Ilustração: Eloar Guazzelli |
Um de nossos objetivos na realização do filme está em refazer esta antiga trilha indígena chamada Peabiru, utilizada por Garcia. Entre os vários significados para o termo Peaberu, "pe" significa caminho, já à expressão "aberu" ou simplesmete "beru" são atribuídos mais de um significado. Grama amassada ou simplesmente Peru são alguns deles. Há ainda a tradução de que que Pê abê y u significaria caminho antigo de ir e vir. Então estaríamos em busca de refazer o Caminho do Peru ou o Caminho da Grama Amassada, ou ainda o Antigo Caminho de Ir e Vir.
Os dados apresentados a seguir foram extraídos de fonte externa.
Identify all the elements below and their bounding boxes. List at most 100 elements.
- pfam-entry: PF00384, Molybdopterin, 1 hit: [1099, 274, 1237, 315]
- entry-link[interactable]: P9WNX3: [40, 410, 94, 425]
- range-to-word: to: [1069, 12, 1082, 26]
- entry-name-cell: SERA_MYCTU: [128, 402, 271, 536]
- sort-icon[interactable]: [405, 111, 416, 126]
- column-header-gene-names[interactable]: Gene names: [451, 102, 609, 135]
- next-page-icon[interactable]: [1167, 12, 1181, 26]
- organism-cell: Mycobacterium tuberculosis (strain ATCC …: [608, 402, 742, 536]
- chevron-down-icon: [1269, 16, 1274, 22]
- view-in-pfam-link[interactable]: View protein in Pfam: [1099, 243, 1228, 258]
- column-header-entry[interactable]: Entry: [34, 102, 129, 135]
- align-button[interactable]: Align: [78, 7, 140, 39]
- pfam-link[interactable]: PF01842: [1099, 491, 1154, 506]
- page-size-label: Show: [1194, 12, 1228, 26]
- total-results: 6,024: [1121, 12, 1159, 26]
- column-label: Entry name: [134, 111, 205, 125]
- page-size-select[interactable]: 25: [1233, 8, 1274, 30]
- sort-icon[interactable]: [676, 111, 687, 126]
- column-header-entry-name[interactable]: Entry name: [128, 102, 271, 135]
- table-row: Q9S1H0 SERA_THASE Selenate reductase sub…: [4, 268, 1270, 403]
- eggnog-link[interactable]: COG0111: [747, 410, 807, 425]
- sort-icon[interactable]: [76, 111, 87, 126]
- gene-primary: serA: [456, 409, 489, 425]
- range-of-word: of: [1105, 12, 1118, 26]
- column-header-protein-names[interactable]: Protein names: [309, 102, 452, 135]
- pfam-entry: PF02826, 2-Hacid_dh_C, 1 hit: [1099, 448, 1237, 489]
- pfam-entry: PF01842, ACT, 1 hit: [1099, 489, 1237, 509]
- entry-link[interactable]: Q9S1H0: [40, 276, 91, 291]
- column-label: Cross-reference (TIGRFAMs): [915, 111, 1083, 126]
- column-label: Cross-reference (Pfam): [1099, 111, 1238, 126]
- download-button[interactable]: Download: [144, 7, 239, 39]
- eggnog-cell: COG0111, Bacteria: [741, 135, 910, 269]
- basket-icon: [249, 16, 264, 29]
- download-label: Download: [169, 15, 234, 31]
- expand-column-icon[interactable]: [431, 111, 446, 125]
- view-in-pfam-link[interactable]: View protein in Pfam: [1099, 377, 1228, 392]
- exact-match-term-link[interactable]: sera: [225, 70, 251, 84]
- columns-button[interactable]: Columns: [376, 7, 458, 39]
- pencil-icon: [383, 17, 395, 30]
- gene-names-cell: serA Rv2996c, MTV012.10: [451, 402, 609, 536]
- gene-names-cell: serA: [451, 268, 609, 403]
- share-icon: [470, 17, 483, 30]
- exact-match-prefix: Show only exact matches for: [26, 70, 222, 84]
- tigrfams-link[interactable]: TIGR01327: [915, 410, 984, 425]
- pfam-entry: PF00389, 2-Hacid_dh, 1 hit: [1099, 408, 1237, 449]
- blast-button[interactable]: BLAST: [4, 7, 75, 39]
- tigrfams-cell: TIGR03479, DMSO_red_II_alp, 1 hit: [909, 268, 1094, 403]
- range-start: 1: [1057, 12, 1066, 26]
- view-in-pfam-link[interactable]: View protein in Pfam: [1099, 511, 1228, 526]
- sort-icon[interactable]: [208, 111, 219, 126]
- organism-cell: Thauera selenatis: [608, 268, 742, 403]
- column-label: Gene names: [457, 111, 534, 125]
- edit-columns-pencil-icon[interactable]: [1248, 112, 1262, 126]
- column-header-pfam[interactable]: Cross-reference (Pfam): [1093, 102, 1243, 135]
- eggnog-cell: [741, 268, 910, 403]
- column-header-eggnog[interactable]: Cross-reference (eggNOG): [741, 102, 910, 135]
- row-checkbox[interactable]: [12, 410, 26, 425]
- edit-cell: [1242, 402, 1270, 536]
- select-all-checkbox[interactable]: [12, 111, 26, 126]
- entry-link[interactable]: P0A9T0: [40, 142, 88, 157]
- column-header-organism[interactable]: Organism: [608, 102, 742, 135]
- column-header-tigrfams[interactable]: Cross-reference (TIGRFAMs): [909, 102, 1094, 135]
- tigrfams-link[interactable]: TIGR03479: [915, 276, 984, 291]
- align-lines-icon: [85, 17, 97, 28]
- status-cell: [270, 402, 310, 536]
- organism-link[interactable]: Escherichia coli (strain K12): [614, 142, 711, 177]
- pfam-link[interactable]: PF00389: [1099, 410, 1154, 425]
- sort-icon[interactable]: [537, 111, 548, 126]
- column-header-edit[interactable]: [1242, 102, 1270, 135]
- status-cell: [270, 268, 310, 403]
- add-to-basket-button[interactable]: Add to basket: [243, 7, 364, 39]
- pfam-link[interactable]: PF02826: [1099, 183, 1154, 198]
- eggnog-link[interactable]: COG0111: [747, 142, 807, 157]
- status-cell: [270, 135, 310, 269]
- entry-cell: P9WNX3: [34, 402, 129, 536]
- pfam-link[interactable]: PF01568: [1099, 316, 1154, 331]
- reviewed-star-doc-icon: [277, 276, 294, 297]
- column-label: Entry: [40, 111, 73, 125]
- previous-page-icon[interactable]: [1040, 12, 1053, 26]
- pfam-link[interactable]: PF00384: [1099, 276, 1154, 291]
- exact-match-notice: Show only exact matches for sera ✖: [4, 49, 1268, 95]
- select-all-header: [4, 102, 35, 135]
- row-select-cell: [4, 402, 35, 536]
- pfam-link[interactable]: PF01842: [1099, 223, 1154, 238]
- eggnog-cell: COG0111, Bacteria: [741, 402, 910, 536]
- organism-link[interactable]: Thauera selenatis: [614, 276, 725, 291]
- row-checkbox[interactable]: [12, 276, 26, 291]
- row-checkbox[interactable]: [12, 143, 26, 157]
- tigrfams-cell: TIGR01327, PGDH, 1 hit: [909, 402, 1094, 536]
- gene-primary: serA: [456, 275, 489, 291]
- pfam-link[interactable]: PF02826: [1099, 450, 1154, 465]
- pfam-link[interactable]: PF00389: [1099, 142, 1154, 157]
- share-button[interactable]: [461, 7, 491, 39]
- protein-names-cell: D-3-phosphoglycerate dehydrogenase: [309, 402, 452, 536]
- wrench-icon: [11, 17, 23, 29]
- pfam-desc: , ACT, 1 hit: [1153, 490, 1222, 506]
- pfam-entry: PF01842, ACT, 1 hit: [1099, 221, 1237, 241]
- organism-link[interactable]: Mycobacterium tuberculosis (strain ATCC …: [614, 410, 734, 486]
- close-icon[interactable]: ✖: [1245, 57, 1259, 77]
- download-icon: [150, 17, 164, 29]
A trilha tinha um importante significado para os antigos habitantes do Cone Sul, ela seria a responsável por ligar o Oceano Atlântico ao Oceano Pacífico. No Alto Peru (atual Bolívia) a trilha ligava-se ao Capac ñan, conjunto de estradas incaicas, onde uma de suas ramificações levava ao Pacífico. A rota tanto servia para interligar diversas tribos, não apenas da Nação Guarani, como também para as tentativas do Império Inca de expandir seu território na direção leste, no que encontravam a resistência guarani. Os guaranis ocupavam uma grande parte do território onde hoje situam-se Argentina, Paraguai e Brasil. Ia do Alto Peru até o Atlântico e da Lagoa dos Patos, no Rio Grande do Sul, até a Cananéia, no atual estado de São Paulo, um dos possíveis motivos que impossibilitou a expansão do Império Inca no sentido leste.
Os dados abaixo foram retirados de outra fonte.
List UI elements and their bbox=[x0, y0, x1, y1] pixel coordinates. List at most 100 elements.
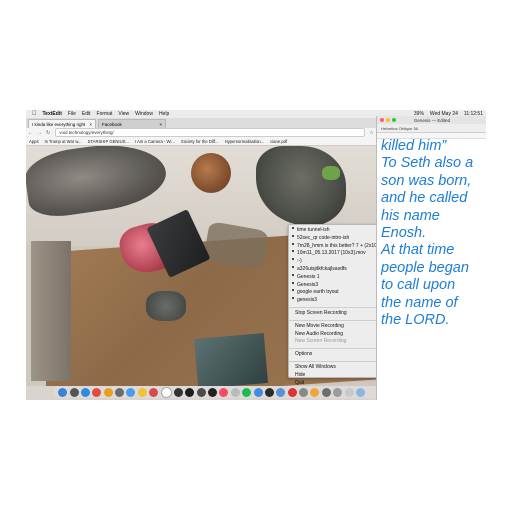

O Peabiru (chegava ou) partia de vários pontos da costa brasileira: Cananeia, no litoral paulista; três pontos no litoral paranaense; e o que mais nos interessa no momento, o ramal que tinha início no litoral catarinense. Ele iniciava na Foz do Rio Itapocu, situada no atual município de Barra Velha. Todos estes ramais encontravam-se com o tronco principal do Peabiru em Castro, próximo a Ponta Grossa no Paraná, e dali a trilha seguia serpenteando rios, sempre buscando o sentido oeste, até o Rio Paraná.
Desenho: Eloar Guazzelli |
Nossa viagem inicia em Florianópolis, penetrando "a trilha" em Barra Velha. Dali seguiremos até o Rio Paraná, buscando reconstituir a antiga trilha e encontrar vestígios desse milenar caminho através de relatos de escritores, historiadores e desbravadores como Cabeça de Vaca, que trilhou o Peabiru pouco depois de Garcia, por volta de 1545 e contou sua aventura no livro "Naufrágios e Comentários", editado no Brasil pela L&PM.
Da fronteira com o Paraguai seguiremos para Assunção, a fim de mergulhar o mais possível na cultura guarani. E dali vamos para a Bolívia, até a região onde Aleixo Garcia teria feito o primeiro contato com os incas. Seguimos as pegadas de Aleixo para mergulhar nos primeiros caminhos intra-continentais e na rica cultura do subcontinente Sul-americano, já que os poucos guaranis que sobraram estão muito ressabiados (com a devida razão) para nos falar abertamente de seus antigos caminhos, que para eles são considerados sagrados.
A experiêcia resultará num documentário cujo projeto foi vencedor do Prêmio Catarinese de Cinema 2014-2015, editado em 2016. Nos próximos posts contaremos em detalhes essa aventura.